Projection - Le pays de Galles, le vrai test

  • Les françaises à l'échauffement avant la réception des Néo-Zélandaises.
    Les françaises à l'échauffement avant la réception des Néo-Zélandaises. Icon Sport - Alexandre Dimou
Publié le , mis à jour

Troisièmes, les féminines du XV du Poireau ont fait de nets progrès depuis l’année dernière. Une évolution qui s’explique en partie par le passage au professionnalisme de douze joueuses.

En début de Tournoi, on aurait bien eu du mal à dessiner une hiérarchie des quatre nations qui suivent les Anglaises et les Françaises au classement World Rugby. Au gré des générations ou des changements de staffs, les niveaux de performance de l’Ecosse, l’Italie, le pays de Galles et l’Irlande varient. L’année dernière par exemple, les Galloises étaient de loin les plus faibles du groupe B où elles figuraient avec l’Irlande et la France.

Dès la première journée, les coéquipières de Laure Sansus les avaient corrigées sur le score sans appel de 53 à 0. À l’issue des deux matchs de poule, les Galloises présentaient un bilan catastrophique de deux défaites, 98 points encaissés pour… aucun marqué. Elles étaient les seules dans ce cas. Elles avaient ensuite perdu le match de la cinquième place contre les Ecossaises, marquant cette fois-ci 20 points (défaite 27-20).

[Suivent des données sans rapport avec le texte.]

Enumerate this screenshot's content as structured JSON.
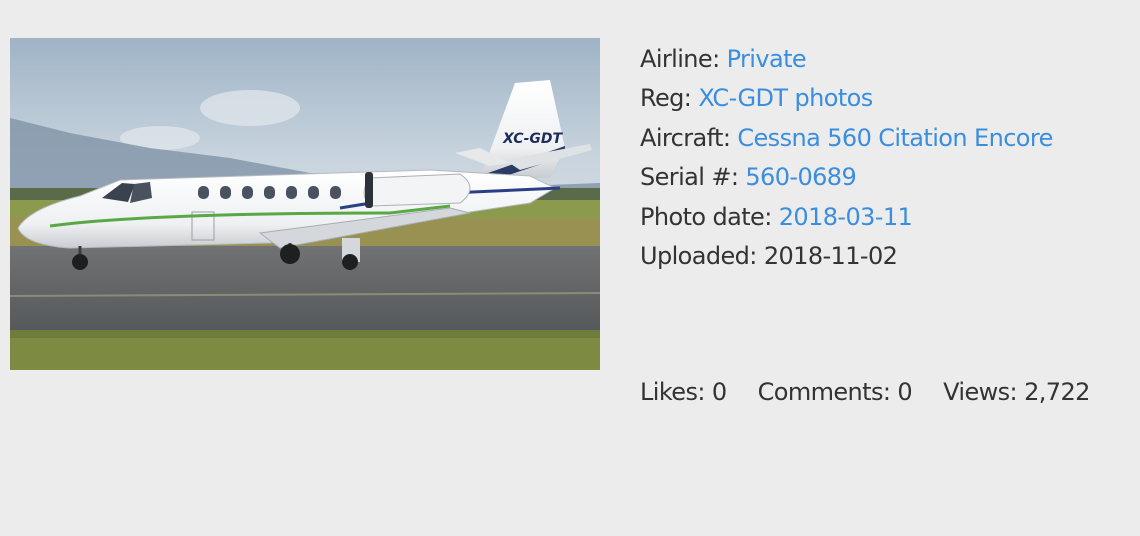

Les Diables Rouges finissaient donc bonnes dernières du Tournoi 2021. Un résultat dont les dirigeants gallois ont certainement eu honte, puisqu’ils ont décidé d’agir.

« Ces joueuses professionnelles vont avoir un impact »
Comment ? En signant, pour la première fois de l’histoire du rugby gallois féminin, des contrats professionnels avec les joueuses. Douze, pour être précis, qui ont pris effet en janvier dernier. Ces contrats concernent deux piliers, une talonneuse, une deuxième ligne, deux troisième ligne dont la capitaine et numéro huit Siwan Lilicrap, deux demis de mêlée, une demi d’ouverture, une centre, une ailière, et une polyvalente 14/15.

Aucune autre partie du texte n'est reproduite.